Rod Wave gets personal, political on ‘Pray 4 Love’

For Rod Wave, creating music goes beyond endorsements, revenue and statistics. In an interview with Complex, the rapper stated that he “just wanted to make music, because it’s how I get stuff off my chest. I want it to always feel like my escape.”

On April 3, the Florida native dropped his second studio album, “Pray 4 Love,” rapping about very real and personal issues like gang violence, incarceration and heartbreak. He managed to enter mainstream consciousness with his debut album “Ghetto Gospel,” but Rod makes it clear here in this project that he does not seek or desire the validation of mass media anymore.

The title track “Pray 4 Love” opens the album. With this track and the others that follow, Rod almost makes it seem as if we are reading the very pages of his diary. He opens up about his family and his trust issues with lyrics like “It’s hard to separate the fake, ‘cause they chose us/ Everybody showed up when we blowed up.”
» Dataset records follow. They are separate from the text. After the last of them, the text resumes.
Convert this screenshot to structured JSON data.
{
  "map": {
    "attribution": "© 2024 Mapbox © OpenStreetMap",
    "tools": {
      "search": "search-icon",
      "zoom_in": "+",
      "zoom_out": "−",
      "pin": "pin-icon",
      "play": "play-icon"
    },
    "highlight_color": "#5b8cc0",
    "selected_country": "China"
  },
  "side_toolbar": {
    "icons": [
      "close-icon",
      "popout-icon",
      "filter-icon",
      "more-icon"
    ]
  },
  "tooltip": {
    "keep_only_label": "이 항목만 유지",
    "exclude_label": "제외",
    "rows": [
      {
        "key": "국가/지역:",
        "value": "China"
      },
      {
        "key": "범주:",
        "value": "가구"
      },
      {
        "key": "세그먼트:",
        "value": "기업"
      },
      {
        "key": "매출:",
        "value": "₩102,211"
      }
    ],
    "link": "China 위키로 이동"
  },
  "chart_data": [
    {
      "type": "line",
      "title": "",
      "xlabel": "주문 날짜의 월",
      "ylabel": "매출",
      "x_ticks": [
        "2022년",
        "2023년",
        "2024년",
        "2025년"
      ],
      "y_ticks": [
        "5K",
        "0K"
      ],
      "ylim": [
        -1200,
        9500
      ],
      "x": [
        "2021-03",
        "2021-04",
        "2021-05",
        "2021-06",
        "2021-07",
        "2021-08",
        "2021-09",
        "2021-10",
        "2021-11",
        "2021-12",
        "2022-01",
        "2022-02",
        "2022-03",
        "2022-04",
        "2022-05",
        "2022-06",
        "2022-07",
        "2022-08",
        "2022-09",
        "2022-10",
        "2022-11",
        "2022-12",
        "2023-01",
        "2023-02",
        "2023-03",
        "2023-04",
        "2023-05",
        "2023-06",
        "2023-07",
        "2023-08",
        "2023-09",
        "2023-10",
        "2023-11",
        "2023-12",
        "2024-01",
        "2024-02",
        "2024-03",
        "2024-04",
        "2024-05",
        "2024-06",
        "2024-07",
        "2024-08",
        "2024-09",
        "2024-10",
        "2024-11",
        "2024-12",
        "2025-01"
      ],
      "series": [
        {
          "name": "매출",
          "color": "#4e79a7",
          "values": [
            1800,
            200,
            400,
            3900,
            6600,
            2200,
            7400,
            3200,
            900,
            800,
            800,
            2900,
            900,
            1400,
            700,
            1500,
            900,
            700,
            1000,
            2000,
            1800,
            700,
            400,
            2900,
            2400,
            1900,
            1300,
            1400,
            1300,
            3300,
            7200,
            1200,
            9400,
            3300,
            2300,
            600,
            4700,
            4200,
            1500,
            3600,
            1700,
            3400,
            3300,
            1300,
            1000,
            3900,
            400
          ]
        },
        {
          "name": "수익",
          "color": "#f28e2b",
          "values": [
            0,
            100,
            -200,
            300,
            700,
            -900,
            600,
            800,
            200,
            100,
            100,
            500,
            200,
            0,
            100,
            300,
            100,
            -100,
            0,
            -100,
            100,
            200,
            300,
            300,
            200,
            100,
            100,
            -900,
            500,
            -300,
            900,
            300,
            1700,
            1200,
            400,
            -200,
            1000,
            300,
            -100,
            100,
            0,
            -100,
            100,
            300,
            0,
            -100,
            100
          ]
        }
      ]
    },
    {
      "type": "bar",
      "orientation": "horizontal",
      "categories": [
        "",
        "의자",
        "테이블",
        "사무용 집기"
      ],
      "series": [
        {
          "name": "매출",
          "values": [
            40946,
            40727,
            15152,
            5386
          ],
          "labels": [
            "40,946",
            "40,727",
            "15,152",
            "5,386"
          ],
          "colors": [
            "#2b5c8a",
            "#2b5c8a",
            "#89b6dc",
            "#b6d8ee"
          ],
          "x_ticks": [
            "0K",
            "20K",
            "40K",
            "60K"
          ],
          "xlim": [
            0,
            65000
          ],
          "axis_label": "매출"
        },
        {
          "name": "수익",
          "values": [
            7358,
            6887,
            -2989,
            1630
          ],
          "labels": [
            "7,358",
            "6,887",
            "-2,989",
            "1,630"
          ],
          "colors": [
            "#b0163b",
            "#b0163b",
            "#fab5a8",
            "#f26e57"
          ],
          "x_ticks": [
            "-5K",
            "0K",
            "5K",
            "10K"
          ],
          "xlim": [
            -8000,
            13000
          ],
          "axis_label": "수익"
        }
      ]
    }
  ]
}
For Rod, the triumph of “Ghetto Gospel” was a double edged sword as he began to feel that those closest to him were only there because he was making money and gaining stardom.

He further discusses broken relationships and loyalty in his most revealing and intimate track “I Remember.” Detailing traumatic events such as his arrest along with his father’s, Rod promises to never forget where he came from. In “No Weakness,” it becomes evident that Rod’s previous life experiences have hardened him, making him believe love is only for the weak: “I don’t shed tears anymore/ Love doesn’t live here anymore.”

Rod addresses his haters in “F**k The World,” acknowledging that individuals may dislike him but continue to stream his music nonetheless. His distaste of modern society and a desire to escape his own harsh reality culminates into a bleak, yet rhythmic outro: “That’s why I say f*ck the world/ Drop me off at the moon, n****/ I don’t give a f*ck what happens.”

“Rags2Riches” is a much needed and rightfully deserved anthem of celebration that brings levity to the dark, grim work of art.

Rod does not shy away from focusing on pertinent issues in our society, and he is unmatched in our current rap scene as a lyricist. He preaches about the demonization of black men in America in “5% Tints”: “I will never understand this society / First they try to murder me / then they lie to me/ product of a dying breed.”

One of the stand out tracks on the album, “Thug Life,” gives listeners a glimpse into Rod’s life before “Ghetto Gospel” altered his existence forever.

“You know I’m with the gang wrong or right / Willing to pay with my life, so I don’t make it home tonight / Bury me a gangsta,” he raps.

Rod’s focus on examining issues that are often overlooked, such as the generational cycle of violence that ensnares thousands of black men and women every day is what sets him apart. His point is made most clear with the line, “Where I come from, it’s a race to eighteen.”

“The Greatest,” the ninth song on the album, remains one the best Rod Wave singles to date because of the multitude of topics discussed within a mere 2 minutes and 20 seconds. He covers the fallacies within the American education system, explaining that he went to school for 12 years, got his diploma against all odds, only to sell donuts after graduation to make a living. He continues to explore even larger economic issues burdening America with lyrics like, “I ain’t with the minimum waging/ I ain’t with the modern day slavery”.

“Pray 4 Love” is not an album one can listen to at all times of the day; the subject matter is simply too somber and grim. However, we can all appreciate that this album does not feel like it was devised for the Hot 100 charts or to satisfy some TikTok craze, but rather was Rod divulging his own truth…. however painful it may be.